Download Samenvatting Geneeskunde PDF


Description

Gerechtelijke geneeskunde: 1. Justitie en geneeskunde → het gerecht bestaat uit een staande (openbare aanklager) en een zetelende (rechters) magistratuur. De staande magistratuur staat in voor het opsporingsonderzoek en de verdachten naar de rechtbank brengen. Dit alles onder leiding van het parket, dus de PK. Men kan enkel vervolgd worden wanneer men een artikel uit het Sw overtreden heeft. De staande magistratuur is afhankelijk van het ministerie van justitie en staat onder de voogdij van de minister van justitie (is dus niet neutraal). De zetelende staat in voor de beoordeling, veroordeling en de strafmaat. Deze is volledig onafhankelijk en het vooronderzoek gebeurt door de onderzoeksrechter.
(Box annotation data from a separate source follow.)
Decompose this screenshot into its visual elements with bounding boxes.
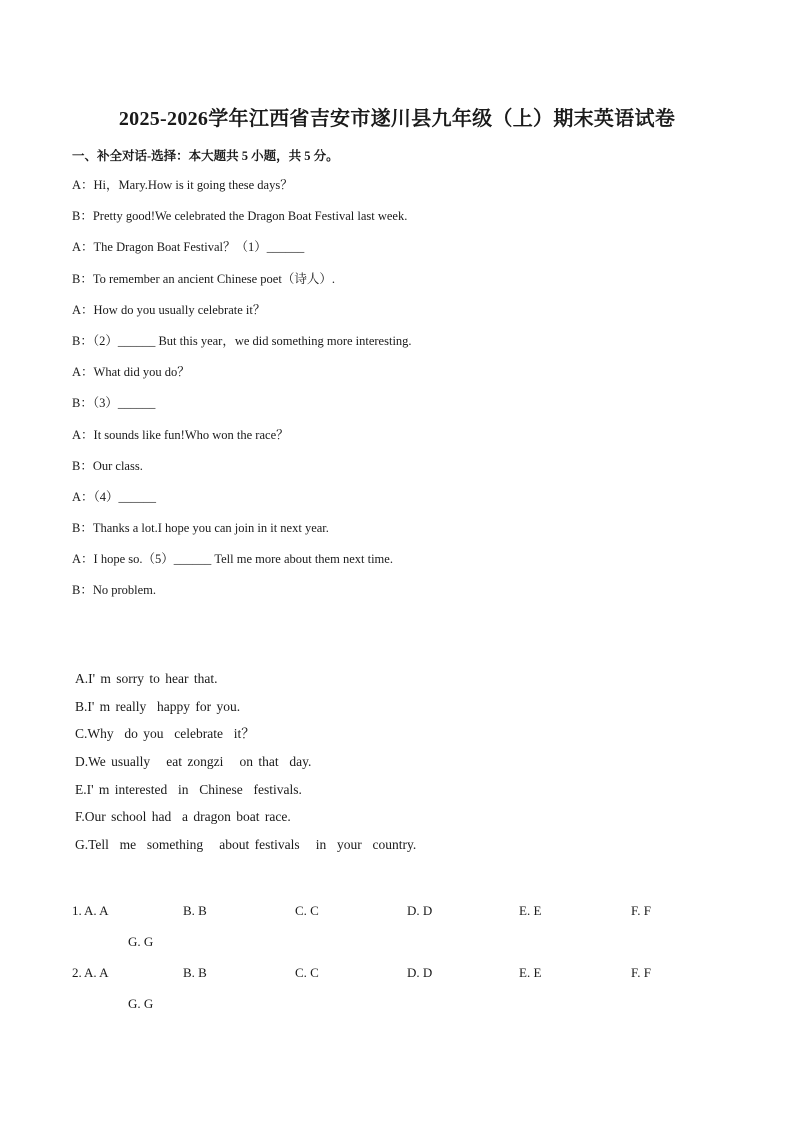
- option-e: E.I' m interested in Chinese festivals.: [75, 781, 302, 797]
- choice-g[interactable]: G. G: [128, 996, 154, 1011]
- choice-c[interactable]: C. C: [295, 965, 319, 980]
- choice-a[interactable]: A. A: [84, 965, 109, 980]
- question-2: [72, 965, 732, 1027]
- choice-e[interactable]: E. E: [519, 965, 542, 980]
- dialogue-line: A：What did you do？: [72, 365, 190, 380]
- choice-d[interactable]: D. D: [407, 965, 433, 980]
- section-heading: 一、补全对话-选择：本大题共 5 小题，共 5 分。: [72, 149, 339, 163]
- option-b: B.I' m really happy for you.: [75, 698, 241, 714]
- dialogue-line: B：Our class.: [72, 458, 143, 473]
- choice-b[interactable]: B. B: [183, 965, 207, 980]
- choice-c[interactable]: C. C: [295, 903, 319, 918]
- question-number: 1.: [72, 903, 82, 918]
- dialogue-line: B：No problem.: [72, 583, 157, 598]
- dialogue-line: A：It sounds like fun!Who won the race？: [72, 427, 289, 442]
- dialogue-line: B：To remember an ancient Chinese poet（诗人）.: [72, 271, 335, 286]
- choice-d[interactable]: D. D: [407, 903, 433, 918]
- dialogue-line: B：（3）______: [72, 396, 156, 411]
- dialogue-line: B：Thanks a lot.I hope you can join in it next year.: [72, 521, 329, 536]
- question-number: 2.: [72, 965, 82, 980]
- choice-b[interactable]: B. B: [183, 903, 207, 918]
- options-list: [75, 669, 416, 863]
- page-title: 2025-2026学年江西省吉安市遂川县九年级（上）期末英语试卷: [118, 108, 676, 130]
- dialogue-line: A：I hope so.（5）______ Tell me more about them next time.: [72, 552, 393, 567]
- option-g: G.Tell me something about festivals in your country.: [75, 837, 417, 853]
- dialogue-block: [72, 175, 412, 612]
- choice-a[interactable]: A. A: [84, 903, 109, 918]
- dialogue-line: B：（2）______ But this year，we did something more interesting.: [72, 333, 412, 348]
- option-d: D.We usually eat zongzi on that day.: [75, 754, 312, 770]
- choice-f[interactable]: F. F: [631, 903, 651, 918]
- dialogue-line: A：（4）______: [72, 489, 157, 504]
- choice-f[interactable]: F. F: [631, 965, 651, 980]
- dialogue-line: A：The Dragon Boat Festival？（1）______: [72, 240, 305, 255]
- option-a: A.I' m sorry to hear that.: [75, 671, 218, 686]
- option-f: F.Our school had a dragon boat race.: [75, 809, 291, 825]
- question-1: [72, 903, 732, 965]
- dialogue-line: A：How do you usually celebrate it？: [72, 302, 266, 317]
- choice-g[interactable]: G. G: [128, 934, 154, 949]
- dialogue-line: A：Hi，Mary.How is it going these days？: [72, 178, 293, 192]
- choice-e[interactable]: E. E: [519, 903, 542, 918]
- option-c: C.Why do you celebrate it？: [75, 726, 255, 742]
- dialogue-line: B：Pretty good!We celebrated the Dragon Boat Festival last week.: [72, 209, 408, 224]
De rechter oordeelt op basis van innerlijke overtuiging en hoeft zich niet te baseren op materieel bewijs. Binnen de zetel zijn er rechters met bijzondere functie: deze zijn de onderzoeksrechters. Zijn bij wet totaal onafhankelijk maar wel verplicht om zowel het verhaal van het slachtoffer als het verhaal van de verdachte te onderzoeken. Steeds strikte wetgeving!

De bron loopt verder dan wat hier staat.